Mrs. Romayne interrupted him. With all the tact and practicality of a woman of the world, she had mastered her amazement and was mistress of the situation. She spoke kindly and composedly, with just that touch of delicate concern which the occasion demanded.

“Don’t say any more, please; it is really quite impossible.”

A sudden flash of surprise passed across Marston Loring’s face, and he paused a moment, his keen eyes fixed scrutinisingly on her face. He was trying to detect there some signs of that coquetry or affectation of reluctance which he believed must surely underlie her words. His scrutiny failed to detect anything of the kind, however, and an unpleasant glitter came into his eyes.

“Impossible is a rather curt word,” he said. “May I ask you to amplify it?”

He saw the colour rise beneath her paint as she answered:

“I have not the faintest intention of marrying, in the first place. And even if there were not innumerable other reasons against what you propose, I’m afraid I have no fancy for making myself ridiculous! Oh, of course I am well aware”—she laughed a little—“that in my capacity of silly old mother I am as ridiculous as any woman need be! But really, I cannot add another farcical part to that farcical rôle.”

“And that farcical part would be——?” enquired Loring.

“That of the old wife of a young husband,” she answered, with artificial mirth. “Mr. Loring, I am really sorrier, if you are indeed disappointed, than I can tell you. If you have thought that I encouraged you—— But that is too utterly preposterous! I have considered you simply as my son’s friend—almost my son’s contemporary—a young man with an exceptionally wise and reliable head. Certainly not as a young man who would be foolish enough to want to marry a woman old enough to be his mother.”

Loring’s lips were rather thin, and his eyes glittered dangerously. As she stood looking at him then, with a certain softening excitement about her face, there was no slightest suggestion of age about her; nothing but an admirably developed and preserved maturity. And Loring was a young man in nothing but years.

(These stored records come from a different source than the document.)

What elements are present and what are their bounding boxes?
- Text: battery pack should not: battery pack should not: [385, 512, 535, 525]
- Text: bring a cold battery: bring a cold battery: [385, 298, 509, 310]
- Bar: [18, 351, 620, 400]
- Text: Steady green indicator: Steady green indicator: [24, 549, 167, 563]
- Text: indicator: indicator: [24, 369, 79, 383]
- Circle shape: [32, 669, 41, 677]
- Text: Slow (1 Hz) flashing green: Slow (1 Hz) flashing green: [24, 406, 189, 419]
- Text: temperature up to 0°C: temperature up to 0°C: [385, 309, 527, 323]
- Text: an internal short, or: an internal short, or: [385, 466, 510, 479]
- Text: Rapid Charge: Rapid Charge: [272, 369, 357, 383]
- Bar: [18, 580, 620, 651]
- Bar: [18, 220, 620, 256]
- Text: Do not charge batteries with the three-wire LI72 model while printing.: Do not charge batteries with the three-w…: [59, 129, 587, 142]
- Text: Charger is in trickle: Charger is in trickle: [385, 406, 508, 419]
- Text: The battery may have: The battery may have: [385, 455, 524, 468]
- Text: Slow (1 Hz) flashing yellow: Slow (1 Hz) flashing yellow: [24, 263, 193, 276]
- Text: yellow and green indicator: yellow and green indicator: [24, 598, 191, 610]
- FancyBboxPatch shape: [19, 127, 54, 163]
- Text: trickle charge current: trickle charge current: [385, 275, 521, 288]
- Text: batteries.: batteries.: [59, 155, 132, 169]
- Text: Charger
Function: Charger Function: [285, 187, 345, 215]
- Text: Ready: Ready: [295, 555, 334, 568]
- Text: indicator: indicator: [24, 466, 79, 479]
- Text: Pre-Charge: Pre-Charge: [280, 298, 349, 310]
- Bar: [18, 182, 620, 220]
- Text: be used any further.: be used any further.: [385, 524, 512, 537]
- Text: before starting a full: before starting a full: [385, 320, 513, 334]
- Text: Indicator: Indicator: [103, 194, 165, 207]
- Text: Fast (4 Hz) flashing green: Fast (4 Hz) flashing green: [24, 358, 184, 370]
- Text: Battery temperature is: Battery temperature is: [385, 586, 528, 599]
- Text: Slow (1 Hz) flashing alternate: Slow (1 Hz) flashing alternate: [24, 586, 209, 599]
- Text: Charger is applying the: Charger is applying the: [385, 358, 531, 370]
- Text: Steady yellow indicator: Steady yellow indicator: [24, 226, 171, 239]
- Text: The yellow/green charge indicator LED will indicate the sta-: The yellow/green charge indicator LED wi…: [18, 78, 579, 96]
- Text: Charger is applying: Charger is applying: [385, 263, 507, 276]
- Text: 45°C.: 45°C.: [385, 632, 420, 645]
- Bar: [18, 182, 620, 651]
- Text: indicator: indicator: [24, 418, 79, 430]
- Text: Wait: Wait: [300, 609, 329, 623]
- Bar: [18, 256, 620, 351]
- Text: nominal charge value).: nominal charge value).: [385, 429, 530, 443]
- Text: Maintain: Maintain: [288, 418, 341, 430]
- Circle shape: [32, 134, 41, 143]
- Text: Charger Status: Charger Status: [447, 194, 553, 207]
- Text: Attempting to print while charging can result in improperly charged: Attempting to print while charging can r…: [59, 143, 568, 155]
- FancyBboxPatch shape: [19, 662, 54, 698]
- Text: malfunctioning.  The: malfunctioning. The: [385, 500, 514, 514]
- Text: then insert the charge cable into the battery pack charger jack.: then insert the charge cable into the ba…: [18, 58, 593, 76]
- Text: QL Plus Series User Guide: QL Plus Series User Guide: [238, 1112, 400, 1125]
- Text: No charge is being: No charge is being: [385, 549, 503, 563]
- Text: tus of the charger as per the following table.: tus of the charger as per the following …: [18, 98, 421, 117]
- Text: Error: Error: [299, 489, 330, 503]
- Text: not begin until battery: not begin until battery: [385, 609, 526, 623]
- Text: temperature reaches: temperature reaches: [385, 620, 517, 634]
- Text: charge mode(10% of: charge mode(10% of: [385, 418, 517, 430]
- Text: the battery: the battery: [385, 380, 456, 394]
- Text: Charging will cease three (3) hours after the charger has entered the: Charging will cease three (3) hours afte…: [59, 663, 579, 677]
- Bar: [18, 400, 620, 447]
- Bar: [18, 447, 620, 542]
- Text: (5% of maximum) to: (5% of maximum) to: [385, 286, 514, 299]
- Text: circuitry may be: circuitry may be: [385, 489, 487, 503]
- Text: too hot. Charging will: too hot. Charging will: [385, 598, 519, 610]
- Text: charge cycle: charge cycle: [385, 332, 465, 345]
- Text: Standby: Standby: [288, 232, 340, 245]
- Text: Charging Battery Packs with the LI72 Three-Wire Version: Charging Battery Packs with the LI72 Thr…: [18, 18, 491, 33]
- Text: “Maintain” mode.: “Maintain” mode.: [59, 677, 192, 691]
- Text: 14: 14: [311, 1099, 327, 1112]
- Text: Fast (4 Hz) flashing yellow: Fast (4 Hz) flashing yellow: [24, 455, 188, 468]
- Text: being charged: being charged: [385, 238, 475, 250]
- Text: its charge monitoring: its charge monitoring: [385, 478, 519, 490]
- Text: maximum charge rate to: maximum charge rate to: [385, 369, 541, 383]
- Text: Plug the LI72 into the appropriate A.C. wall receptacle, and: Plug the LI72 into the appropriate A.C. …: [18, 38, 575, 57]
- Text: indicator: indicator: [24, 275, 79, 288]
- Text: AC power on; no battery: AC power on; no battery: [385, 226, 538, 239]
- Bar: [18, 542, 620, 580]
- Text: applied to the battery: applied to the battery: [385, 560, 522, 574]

“That is a mere form of words, if you will pardon my saying so,” he said, and his voice was dangerously quiet and controlled. “There is difference between us in years, of course, but that goes for nothing. In experience, in knowledge of the world, if I may say so, the difference between us is practically nil. I am, as you say, your son’s friend. But is that a reason for refusing me a larger form of the right which you yourself have pressed upon me, to watch over him and to supplement your care where it must inevitably fall short? For Julian’s sake!”